El Giro de Italia de 2025 ha echado el cierre y lo ha hecho con una etapa antológica que ya ha pasado a engrosar la interminable lista de etapas épicas de la carrera transalpina.
Lejos quedan aquellos insulsos Giros de principios de los 80 en que los organizadores, con el fin de contentar a las figuras italianas del momento, diseñaban etapas de alta montaña que raras veces cruzaban los grandes puertos italianos y las líneas de meta se quedaban en localidades situadas a media ladera.
Ante el acecho de una emergente Vuelta a España, que de la mano de Unipublic comenzó a descubrir para el ciclismo cimas que terminaron por ser míticas, el Giro de Italia se vio obligado a dar un cambio de rumbo, ya que su prestigio como gran vuelta por etapas estaba en entredicho, al tiempo que la Vuelta a España la adelantaba en el rango de favoritismo de los aficionados al ciclismo.
Ese cambio de rumbo, que tuvo lugar en los últimos años de la década de los 80, trajo una serie de puertos inéditos que permitieron a los organizadores buscar un modelo propio de etapas que resultase atractivo al aficionado y que le permitiera diferenciarse del tradicional modelo del Tour de Francia y de las nuevas tendencias marcadas por la Vuelta a España.
El puerto del Mortirolo se convirtió en el puerto icónico que necesitaba el Giro. Debutó, como un puerto más en 1990, al ascenderse por su cara más humana, la sur, sin embargo a partir de 1991 en que se subió por primera vez por la vertiente de Mazzo in Vatelina ya se vio el potencial que ofrecía una subida de más de 12 km al 10,35% de desnivel. Franco Chiocholi en 1991, Pantani en 1994, Tonkov en 1996, Ivan Basso en 2006 y Alberto Contador en 2015 fueron algunos de los ciclistas que brillaron en sus pendientes.

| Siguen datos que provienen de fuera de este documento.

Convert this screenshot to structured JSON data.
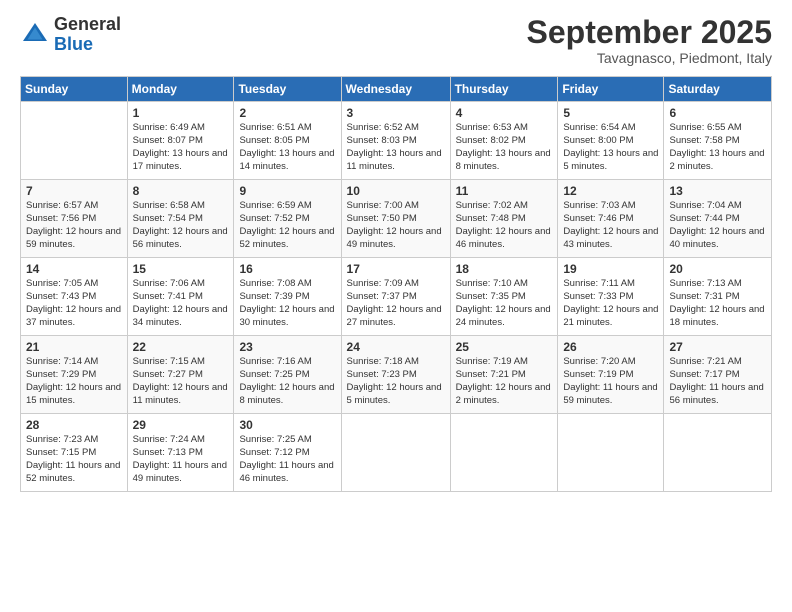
{
  "logo": {
    "general": "General",
    "blue": "Blue"
  },
  "title": "September 2025",
  "location": "Tavagnasco, Piedmont, Italy",
  "days_of_week": [
    "Sunday",
    "Monday",
    "Tuesday",
    "Wednesday",
    "Thursday",
    "Friday",
    "Saturday"
  ],
  "weeks": [
    [
      {
        "day": "",
        "sunrise": "",
        "sunset": "",
        "daylight": ""
      },
      {
        "day": "1",
        "sunrise": "Sunrise: 6:49 AM",
        "sunset": "Sunset: 8:07 PM",
        "daylight": "Daylight: 13 hours and 17 minutes."
      },
      {
        "day": "2",
        "sunrise": "Sunrise: 6:51 AM",
        "sunset": "Sunset: 8:05 PM",
        "daylight": "Daylight: 13 hours and 14 minutes."
      },
      {
        "day": "3",
        "sunrise": "Sunrise: 6:52 AM",
        "sunset": "Sunset: 8:03 PM",
        "daylight": "Daylight: 13 hours and 11 minutes."
      },
      {
        "day": "4",
        "sunrise": "Sunrise: 6:53 AM",
        "sunset": "Sunset: 8:02 PM",
        "daylight": "Daylight: 13 hours and 8 minutes."
      },
      {
        "day": "5",
        "sunrise": "Sunrise: 6:54 AM",
        "sunset": "Sunset: 8:00 PM",
        "daylight": "Daylight: 13 hours and 5 minutes."
      },
      {
        "day": "6",
        "sunrise": "Sunrise: 6:55 AM",
        "sunset": "Sunset: 7:58 PM",
        "daylight": "Daylight: 13 hours and 2 minutes."
      }
    ],
    [
      {
        "day": "7",
        "sunrise": "Sunrise: 6:57 AM",
        "sunset": "Sunset: 7:56 PM",
        "daylight": "Daylight: 12 hours and 59 minutes."
      },
      {
        "day": "8",
        "sunrise": "Sunrise: 6:58 AM",
        "sunset": "Sunset: 7:54 PM",
        "daylight": "Daylight: 12 hours and 56 minutes."
      },
      {
        "day": "9",
        "sunrise": "Sunrise: 6:59 AM",
        "sunset": "Sunset: 7:52 PM",
        "daylight": "Daylight: 12 hours and 52 minutes."
      },
      {
        "day": "10",
        "sunrise": "Sunrise: 7:00 AM",
        "sunset": "Sunset: 7:50 PM",
        "daylight": "Daylight: 12 hours and 49 minutes."
      },
      {
        "day": "11",
        "sunrise": "Sunrise: 7:02 AM",
        "sunset": "Sunset: 7:48 PM",
        "daylight": "Daylight: 12 hours and 46 minutes."
      },
      {
        "day": "12",
        "sunrise": "Sunrise: 7:03 AM",
        "sunset": "Sunset: 7:46 PM",
        "daylight": "Daylight: 12 hours and 43 minutes."
      },
      {
        "day": "13",
        "sunrise": "Sunrise: 7:04 AM",
        "sunset": "Sunset: 7:44 PM",
        "daylight": "Daylight: 12 hours and 40 minutes."
      }
    ],
    [
      {
        "day": "14",
        "sunrise": "Sunrise: 7:05 AM",
        "sunset": "Sunset: 7:43 PM",
        "daylight": "Daylight: 12 hours and 37 minutes."
      },
      {
        "day": "15",
        "sunrise": "Sunrise: 7:06 AM",
        "sunset": "Sunset: 7:41 PM",
        "daylight": "Daylight: 12 hours and 34 minutes."
      },
      {
        "day": "16",
        "sunrise": "Sunrise: 7:08 AM",
        "sunset": "Sunset: 7:39 PM",
        "daylight": "Daylight: 12 hours and 30 minutes."
      },
      {
        "day": "17",
        "sunrise": "Sunrise: 7:09 AM",
        "sunset": "Sunset: 7:37 PM",
        "daylight": "Daylight: 12 hours and 27 minutes."
      },
      {
        "day": "18",
        "sunrise": "Sunrise: 7:10 AM",
        "sunset": "Sunset: 7:35 PM",
        "daylight": "Daylight: 12 hours and 24 minutes."
      },
      {
        "day": "19",
        "sunrise": "Sunrise: 7:11 AM",
        "sunset": "Sunset: 7:33 PM",
        "daylight": "Daylight: 12 hours and 21 minutes."
      },
      {
        "day": "20",
        "sunrise": "Sunrise: 7:13 AM",
        "sunset": "Sunset: 7:31 PM",
        "daylight": "Daylight: 12 hours and 18 minutes."
      }
    ],
    [
      {
        "day": "21",
        "sunrise": "Sunrise: 7:14 AM",
        "sunset": "Sunset: 7:29 PM",
        "daylight": "Daylight: 12 hours and 15 minutes."
      },
      {
        "day": "22",
        "sunrise": "Sunrise: 7:15 AM",
        "sunset": "Sunset: 7:27 PM",
        "daylight": "Daylight: 12 hours and 11 minutes."
      },
      {
        "day": "23",
        "sunrise": "Sunrise: 7:16 AM",
        "sunset": "Sunset: 7:25 PM",
        "daylight": "Daylight: 12 hours and 8 minutes."
      },
      {
        "day": "24",
        "sunrise": "Sunrise: 7:18 AM",
        "sunset": "Sunset: 7:23 PM",
        "daylight": "Daylight: 12 hours and 5 minutes."
      },
      {
        "day": "25",
        "sunrise": "Sunrise: 7:19 AM",
        "sunset": "Sunset: 7:21 PM",
        "daylight": "Daylight: 12 hours and 2 minutes."
      },
      {
        "day": "26",
        "sunrise": "Sunrise: 7:20 AM",
        "sunset": "Sunset: 7:19 PM",
        "daylight": "Daylight: 11 hours and 59 minutes."
      },
      {
        "day": "27",
        "sunrise": "Sunrise: 7:21 AM",
        "sunset": "Sunset: 7:17 PM",
        "daylight": "Daylight: 11 hours and 56 minutes."
      }
    ],
    [
      {
        "day": "28",
        "sunrise": "Sunrise: 7:23 AM",
        "sunset": "Sunset: 7:15 PM",
        "daylight": "Daylight: 11 hours and 52 minutes."
      },
      {
        "day": "29",
        "sunrise": "Sunrise: 7:24 AM",
        "sunset": "Sunset: 7:13 PM",
        "daylight": "Daylight: 11 hours and 49 minutes."
      },
      {
        "day": "30",
        "sunrise": "Sunrise: 7:25 AM",
        "sunset": "Sunset: 7:12 PM",
        "daylight": "Daylight: 11 hours and 46 minutes."
      },
      {
        "day": "",
        "sunrise": "",
        "sunset": "",
        "daylight": ""
      },
      {
        "day": "",
        "sunrise": "",
        "sunset": "",
        "daylight": ""
      },
      {
        "day": "",
        "sunrise": "",
        "sunset": "",
        "daylight": ""
      },
      {
        "day": "",
        "sunrise": "",
        "sunset": "",
        "daylight": ""
      }
    ]
  ]
}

Sin embargo el gran éxito del Mortirolo no fue precisamente por ser final de etapa. Sus duras rampas cumplían una misión: romper la cabeza de carrera y dejar a los líderes de los equipos sin la compañía de sus mejores gregarios. Entonces llegaba la parte final del plan previsto: un descenso muy técnico seguido de una subida de poca entidad en la que curiosamente, con los ciclistas acumulando una gran fatiga y sin compañeros a los que seguir la rueda, las diferencias se disparaban. Aprica por si solo no es un final de entidad, pero Aprica tras el Mortirolo es una meta letal.

Puerto de Finestre. Foto Pinterest
El modelo de fin de etapa Mortirolo-Aprica, generalmente condimentado con Stelvio, Gavia o Valico de Santa Cristina y etapas rondando o superando ampliamente los 200 kilómetros, ha deparado grandes gestas al Giro de Italia.
Con la llegada del nuevo siglo la organización del Giro ha repetido el modelo pero cambiando los actores. Finestre hace de Mortirolo y Sestriere de Aprica, el resultado el mismo: etapas espectaculares, grandes diferencias y duelos épicos que hacen las delicias de los espectadores. El espectáculo visto el pasado 31 de mayo durante la ascensión al Finestre, similar a las gestas en ese mismo escenario en las ediciones de 2015 (Landa, Aru y Contador de protagonistas) y 2018 (Froome, Dumolin, y Simon Yates), ha sido digno de las más bellas etapas del ciclismo.
Mientras en los últimos años el Tour de Francia se ha ido encaminando a un ciclismo cicatero, con etapas de alta montaña con un kilometraje más propio de carreras juniors que de profesionales (únicamente el duelo Pogacar-Vingegard ha salvado las últimas ediciones) y la Vuelta a España ha abusado de líneas de meta situadas tras pendientes más aptas para las cabras, el Giro de Italia sigue fiel a un modelo de alta montaña con etapas de gran dureza y de gran fondo donde los ciclistas sobrepasan muchas veces en meta las seis horas de competición. El público italiano, abarrotando los pasos de montaña, el magnífico paisaje y las extremas condiciones climáticas (aunque este año el clima haya sido benévolo), contribuyen también a convertir el Giro de Italia en el más épico de los eventos deportivos.